MIT Scientists Develop Porous, Lightweight, 3-D forms of Graphene with Amazing Strength

MIT Scientists Develop Porous, Lightweight, 3-D forms of Graphene with Amazing Strength

Material scientists at Massachusetts Institute of Technology (MIT) have developed a lightweight, three dimensional and porous material by fusing graphene flakes. The 3D graphene based material features an amazing strength and its lightweight. Under heat and pressure during a lab experiment, MIT scientists managed to fuse graphene flakes into a strong material with structural form similar to coral. The research has been published in the journal Science Advances. Graphene has been regarded as the toughest material with amazing characteristics and has the potential to bring major changes in electronics industry. Only roadblock research teams face is commercially viable production of graphene.

Currently, graphene is available in two-dimensional form and in that form as well, it presents exceptional strength to weight ratio. MIT researchers added that the same technique can be used to convert other 2D materials to 3D. Graphene presents extremely (usually one atom thin) thin sheet of carbon atoms arranged in two dimensions. However, being extremely thin, these sheets can’t be used effectively to create three dimensional objects. The project undertaken by MIT scientists could change that.

The material created by MIT team is porous and is just 5 percent as dense as steel. The material showcases nearly 10 times higher strength compared to steel. This material can be used in many industries including electronics, aviation, automobiles and modern warfare.

The unique geometrical configuration of the newly created material from fused graphene flakes is what makes the material strong and lightweight. MIT researchers believe that with similar technique, other materials can be formed and they would also showcase amazing strength when they would be with similar geometrical configuration.

Markus Buehler, the head of MIT's Department of Civil and Environmental Engineering said, "You could either use the real graphene material or use the geometry we discovered with other materials, like polymers or metals. You can replace the material itself with anything. The geometry is the dominant factor. It's something that has the potential to transfer to many things."

Details of the technology developed under the current project have been provided in the research paper by Markus Buehler, the head of MIT's Department of Civil and Environmental Engineering (CEE) and the McAfee Professor of Engineering; Zhao Qin, a CEE research scientist; Gang Seob Jung, a graduate student; and Min Jeong Kang MEng '16, a recent graduate.

Buehler says that what happens to their 3-D graphene material, which is composed of curved surfaces under deformation, resembles what would happen with sheets of paper. Paper has little strength along its length and width, and can be easily crumpled up. But when made into certain shapes, for example rolled into a tube, suddenly the strength along the length of the tube is much greater and can support substantial weight. Similarly, the geometric arrangement of the graphene flakes after treatment naturally forms a very strong configuration.

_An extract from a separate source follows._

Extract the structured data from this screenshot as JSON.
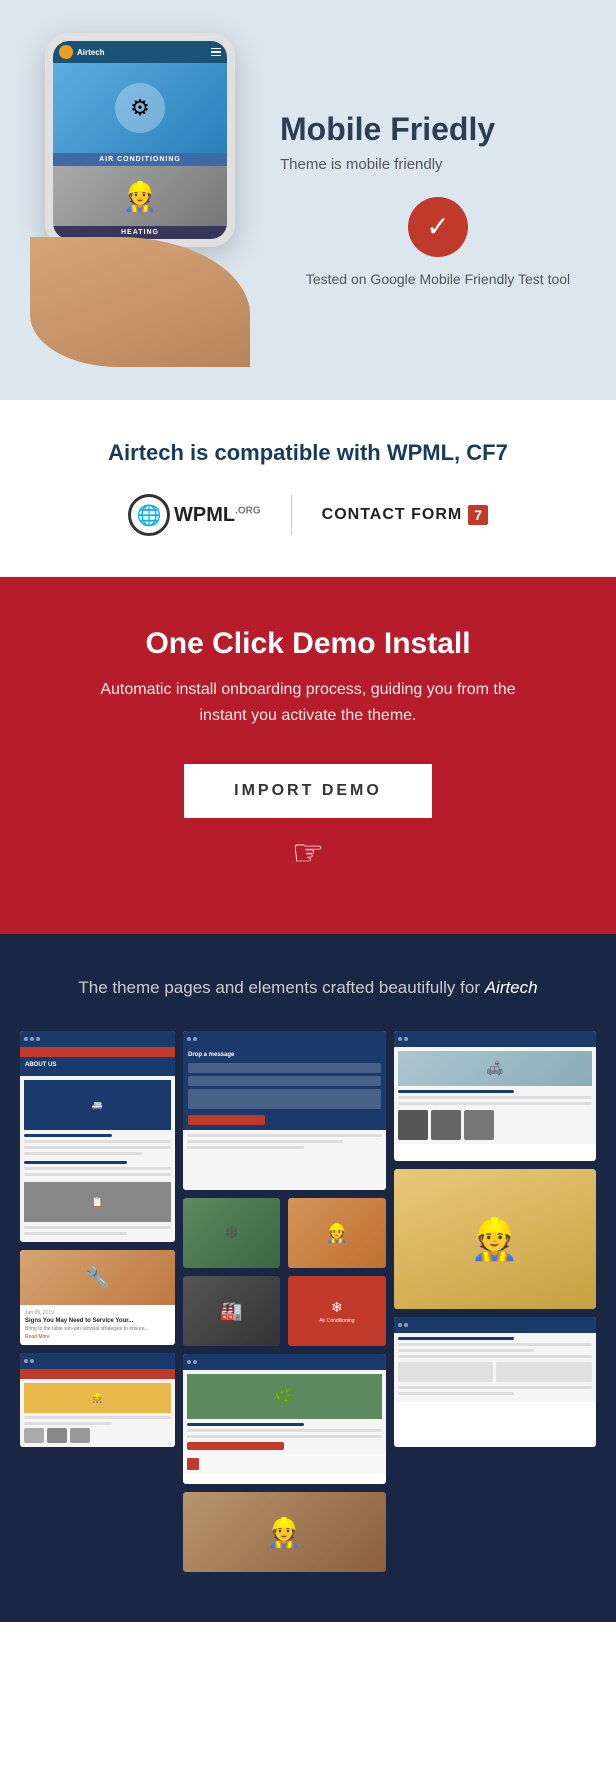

The new configurations have been made in the lab using a high-resolution, multimaterial 3-D printer. They were mechanically tested for their tensile and compressive properties, and their mechanical response under loading was simulated using the team's theoretical models. The results from the experiments and simulations matched accurately.

For actual synthesis, the researchers say, one possibility is to use the polymer or metal particles as templates, coat them with graphene by chemical vapor deposit before heat and pressure treatments, and then chemically or physically remove the polymer or metal phases to leave 3-D graphene in the gyroid form. For this, the computational model given in the current study provides a guideline to evaluate the mechanical quality of the synthesis output.

The same geometry could even be applied to large-scale structural materials, they suggest. For example, concrete for a structure such a bridge might be made with this porous geometry, providing comparable strength with a fraction of the weight. This approach would have the additional benefit of providing good insulation because of the large amount of enclosed airspace within it.